5. Internal Controls and Audit Readiness
- Regular Reviews: Conduct regular internal audits and reviews of tax positions and strategies to ensure compliance.
- External Audit: Collaborate with external auditors and tax advisors to validate and optimize the tax position and minimize any potential risks from tax authorities.
6. Engagement with Tax Authorities
- Open Dialogue: Establish a cooperative relationship with tax authorities to clarify any doubts or resolve potential disputes early on.
- Advance Rulings: In complex cases, seek advance rulings or clarifications from tax authorities to ensure that the company’s tax position is clearly understood.
7. Use of Technology
- Tax Automation: Invest in tax software and technology that automates tax calculations, filings, and reporting, ensuring accuracy and efficiency.

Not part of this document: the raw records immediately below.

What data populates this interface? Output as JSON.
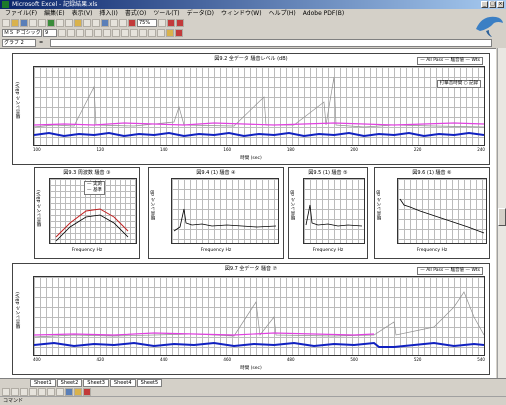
{
  "window": {
    "title": "Microsoft Excel - 記録結果.xls"
  },
  "menu": [
    "ファイル(F)",
    "編集(E)",
    "表示(V)",
    "挿入(I)",
    "書式(O)",
    "ツール(T)",
    "データ(D)",
    "ウィンドウ(W)",
    "ヘルプ(H)",
    "Adobe PDF(B)"
  ],
  "toolbar": {
    "zoom": "75%",
    "font": "ＭＳ Ｐゴシック",
    "size": "9"
  },
  "formula": {
    "namebox": "グラフ 2",
    "value": ""
  },
  "charts": {
    "top": {
      "title": "図9.2 全データ 騒音レベル (dB)",
      "ylabel": "騒音レベル dB(A)",
      "xlabel": "時間 (sec)",
      "legend": [
        "All Pass",
        "騒音値",
        "Wts"
      ],
      "xticks": [
        "100",
        "120",
        "140",
        "160",
        "180",
        "200",
        "220",
        "240"
      ],
      "note": "打撃音時間 ○ 記録"
    },
    "p1": {
      "title": "図9.3 周波数 騒音 ③",
      "ylabel": "騒音レベル dB(A)",
      "xlabel": "Frequency Hz",
      "legend": [
        "実測",
        "基準"
      ]
    },
    "p2": {
      "title": "図9.4 (1) 騒音 ④",
      "ylabel": "騒音レベル dB",
      "xlabel": "Frequency Hz"
    },
    "p3": {
      "title": "図9.5 (1) 騒音 ⑤",
      "ylabel": "騒音レベル dB",
      "xlabel": "Frequency Hz"
    },
    "p4": {
      "title": "図9.6 (1) 騒音 ⑥",
      "ylabel": "騒音レベル dB",
      "xlabel": "Frequency Hz"
    },
    "bottom": {
      "title": "図9.7 全データ 騒音 ⑦",
      "ylabel": "騒音レベル dB(A)",
      "xlabel": "時間 (sec)",
      "legend": [
        "All Pass",
        "騒音値",
        "Wts"
      ],
      "xticks": [
        "400",
        "420",
        "440",
        "460",
        "480",
        "500",
        "520",
        "540"
      ]
    }
  },
  "tabs": [
    "Sheet1",
    "Sheet2",
    "Sheet3",
    "Sheet4",
    "Sheet5"
  ],
  "status": "コマンド",
  "colors": {
    "pink": "#e040e0",
    "blue": "#1020c0",
    "gray": "#909090",
    "red": "#c02020"
  }
}
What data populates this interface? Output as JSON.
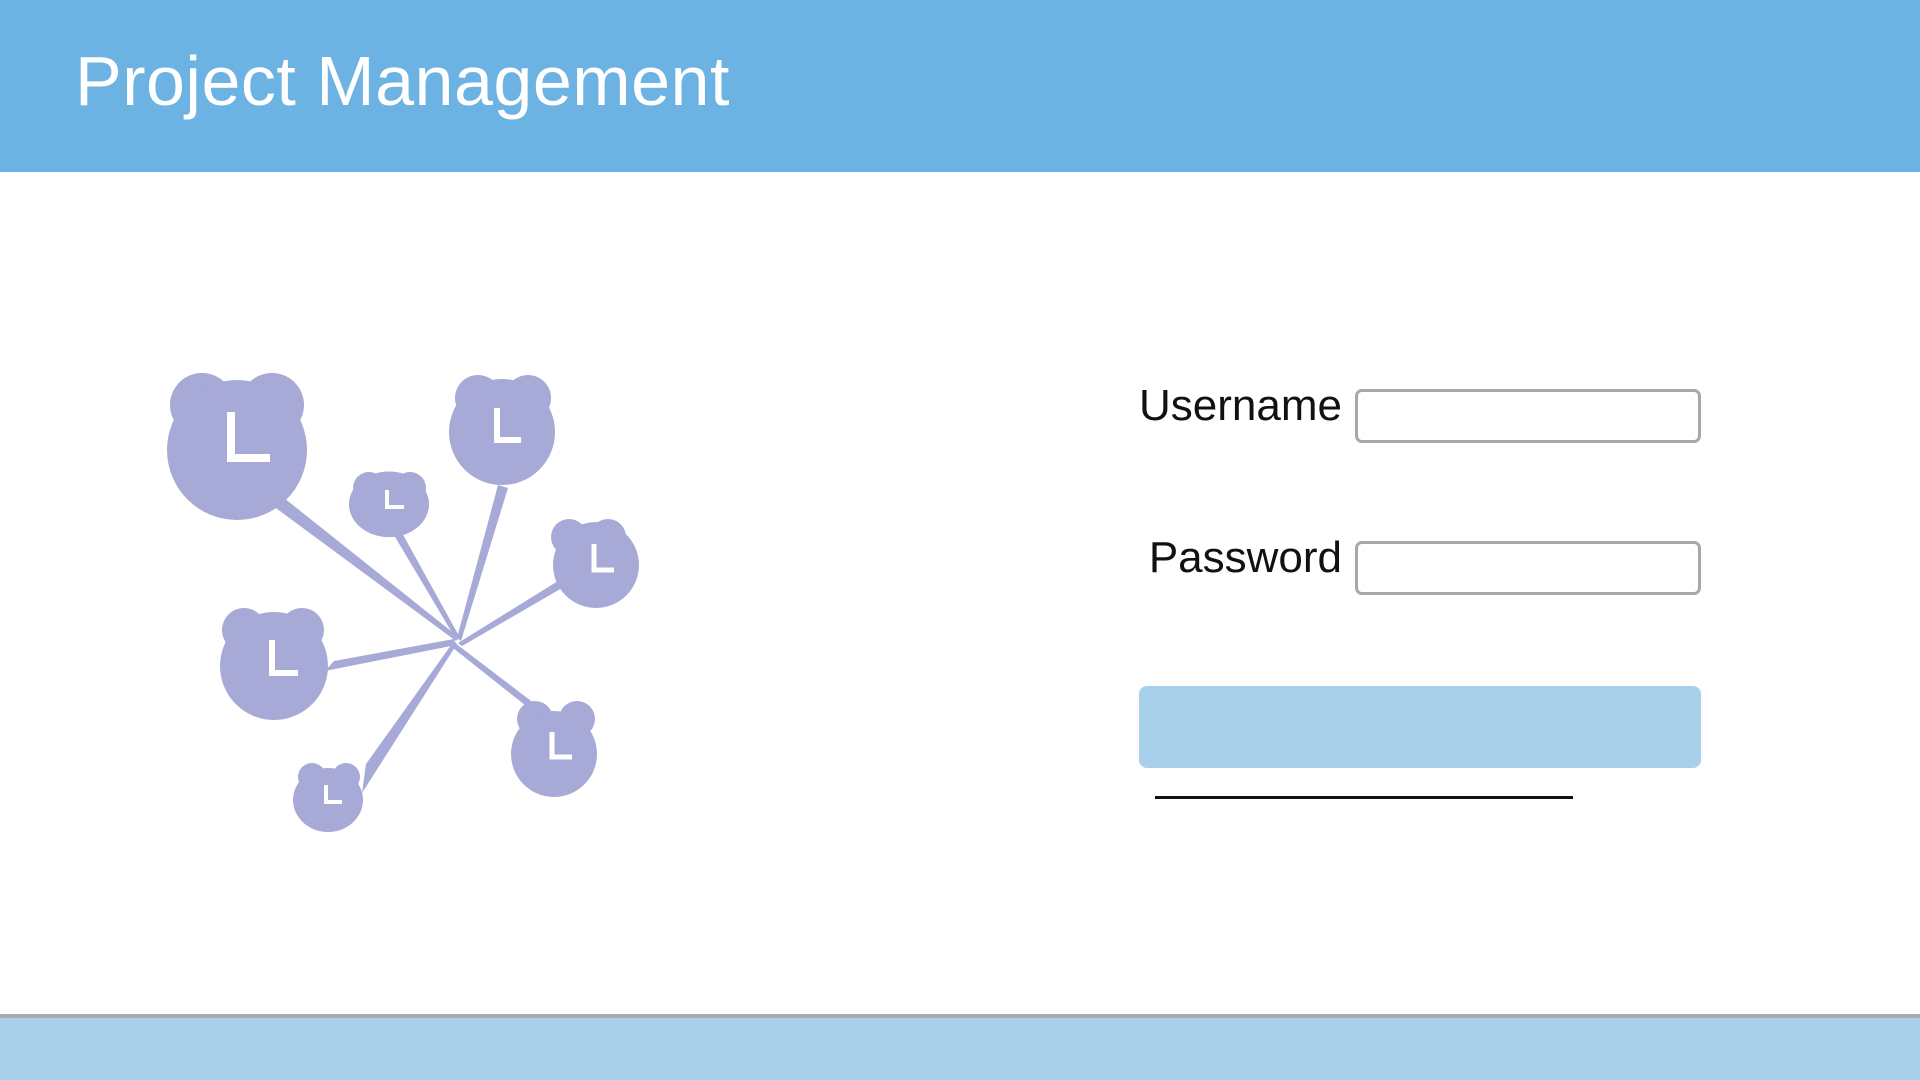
{
  "header": {
    "title": "Project Management",
    "background": "#6cb2e2"
  },
  "illustration": {
    "icon": "team-clock-network-icon",
    "color": "#a7a9d6"
  },
  "login_form": {
    "username_label": "Username",
    "username_value": "",
    "password_label": "Password",
    "password_value": "",
    "submit_button_label": "",
    "submit_button_color": "#a9d0eb",
    "link_text": ""
  },
  "footer": {
    "background": "#a9d0eb"
  }
}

- Data Analytics: Use data analytics to assess and monitor tax positions, trends, and potential risks.
8. Sustainability and Environmental Tax Planning
- Green Tax Strategy: Integrate tax incentives for sustainable and environmentally friendly practices into the tax strategy, including carbon tax credits or tax benefits for using renewable energy.
- Environmental Compliance: Ensure compliance with environmental taxes and incentives that may apply in various regions.
By incorporating these practices, a company can effectively manage its tax strategy, minimize risk, and ensure compliance while contributing to ethical business practices and long-term growth.